Herziening van een eerdere uitspraak inzake het besluit van de raad van de gemeente Berkelland

Op 30 november 2016 heeft de Afdeling bestuursrechtspraak van de Raad van State uitspraak gedaan op het verzoek tot herziening van een eerdere uitspraak van 16 maart 2016. Dit verzoek was ingediend door [verzoeker A] en anderen, die het niet eens waren met de eerdere beslissing waarbij hun beroep tegen een besluit van de raad van de gemeente Berkelland niet-ontvankelijk was verklaard. De eerdere uitspraak betrof een besluit van de raad van 7 april 2015, en de verzoekers voerden aan dat de Afdeling ten onrechte was uitgegaan van onjuiste informatie van de raad over de rotonde in het plan en dat er sprake was van kiezersbedrog door wethouder J. Pot.

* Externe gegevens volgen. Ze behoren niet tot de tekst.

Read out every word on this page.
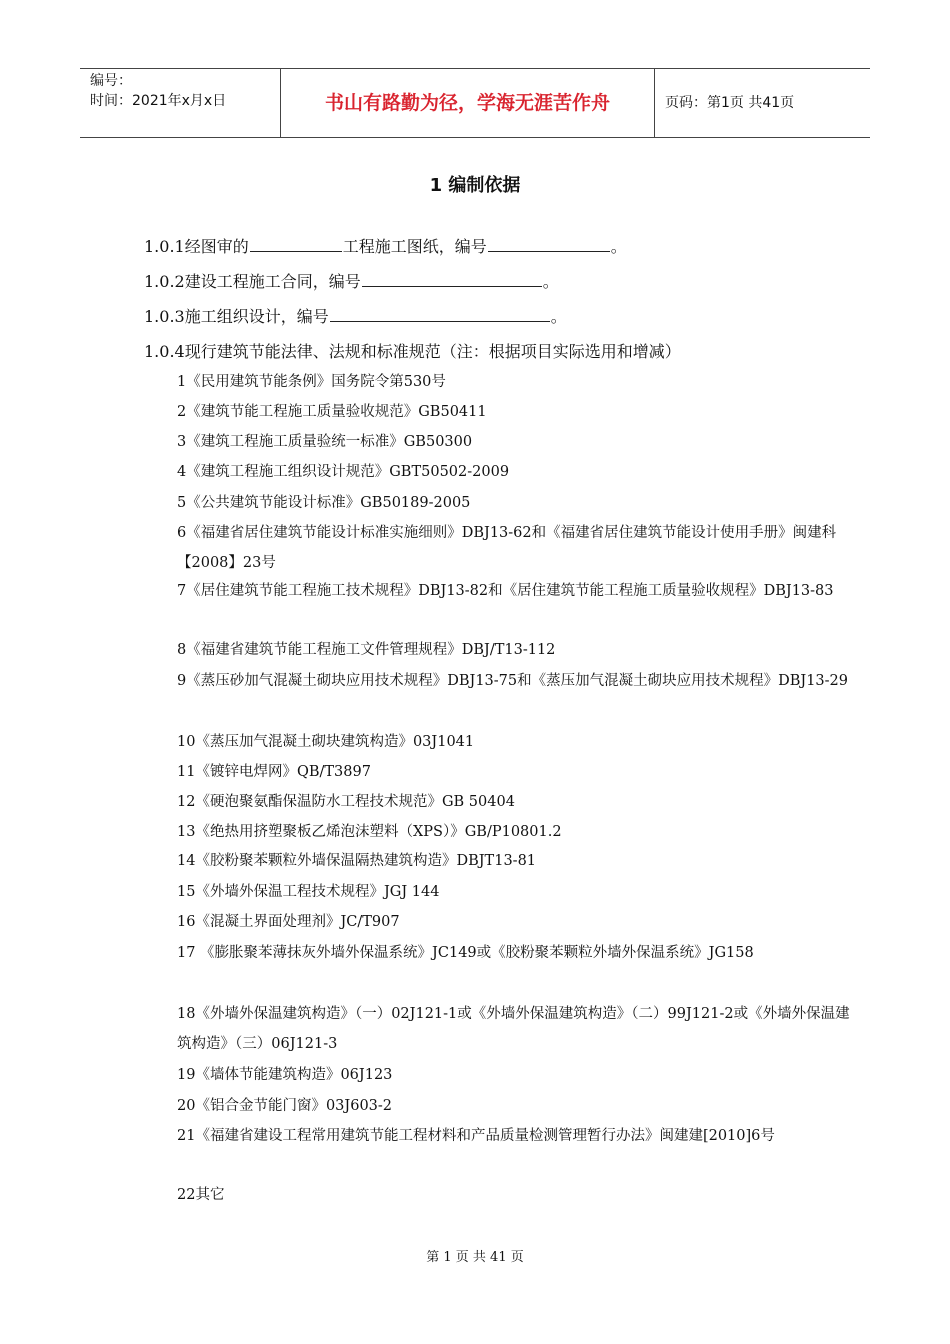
编号：
时间：2021年x月x日	书山有路勤为径，学海无涯苦作舟	页码：第1页 共41页
1 编制依据
1.0.1经图审的	工程施工图纸，编号	。
1.0.2建设工程施工合同，编号	。
1.0.3施工组织设计，编号	。
1.0.4现行建筑节能法律、法规和标准规范（注：根据项目实际选用和增减）
1《民用建筑节能条例》国务院令第530号
2《建筑节能工程施工质量验收规范》GB50411
3《建筑工程施工质量验统一标准》GB50300
4《建筑工程施工组织设计规范》GBT50502-2009
5《公共建筑节能设计标准》GB50189-2005
6《福建省居住建筑节能设计标准实施细则》DBJ13-62和《福建省居住建筑节能设计使用手册》闽建科【2008】23号
7《居住建筑节能工程施工技术规程》DBJ13-82和《居住建筑节能工程施工质量验收规程》DBJ13-83
8《福建省建筑节能工程施工文件管理规程》DBJ/T13-112
9《蒸压砂加气混凝土砌块应用技术规程》DBJ13-75和《蒸压加气混凝土砌块应用技术规程》DBJ13-29
10《蒸压加气混凝土砌块建筑构造》03J1041
11《镀锌电焊网》QB/T3897
12《硬泡聚氨酯保温防水工程技术规范》GB 50404
13《绝热用挤塑聚板乙烯泡沫塑料（XPS）》GB/P10801.2
14《胶粉聚苯颗粒外墙保温隔热建筑构造》DBJT13-81
15《外墙外保温工程技术规程》JGJ 144
16《混凝土界面处理剂》JC/T907
17 《膨胀聚苯薄抹灰外墙外保温系统》JC149或《胶粉聚苯颗粒外墙外保温系统》JG158
18《外墙外保温建筑构造》（一）02J121-1或《外墙外保温建筑构造》（二）99J121-2或《外墙外保温建筑构造》（三）06J121-3
19《墙体节能建筑构造》06J123
20《铝合金节能门窗》03J603-2
21《福建省建设工程常用建筑节能工程材料和产品质量检测管理暂行办法》闽建建[2010]6号
22其它
第 1 页 共 41 页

De Afdeling heeft het verzoek om herziening behandeld op 3 oktober 2016, waarbij de verzoekers en de vertegenwoordiger van de gemeente aanwezig waren. De Afdeling oordeelde dat de verzoekers geen nieuwe feiten of omstandigheden hadden aangedragen die voldeden aan de criteria van artikel 8:119 van de Algemene wet bestuursrecht (Awb). Dit artikel stelt dat herziening alleen mogelijk is op basis van feiten die vóór de uitspraak plaatsvonden, niet bekend waren bij de indiener en die, indien ze eerder bekend waren geweest, tot een andere uitspraak zouden hebben geleid.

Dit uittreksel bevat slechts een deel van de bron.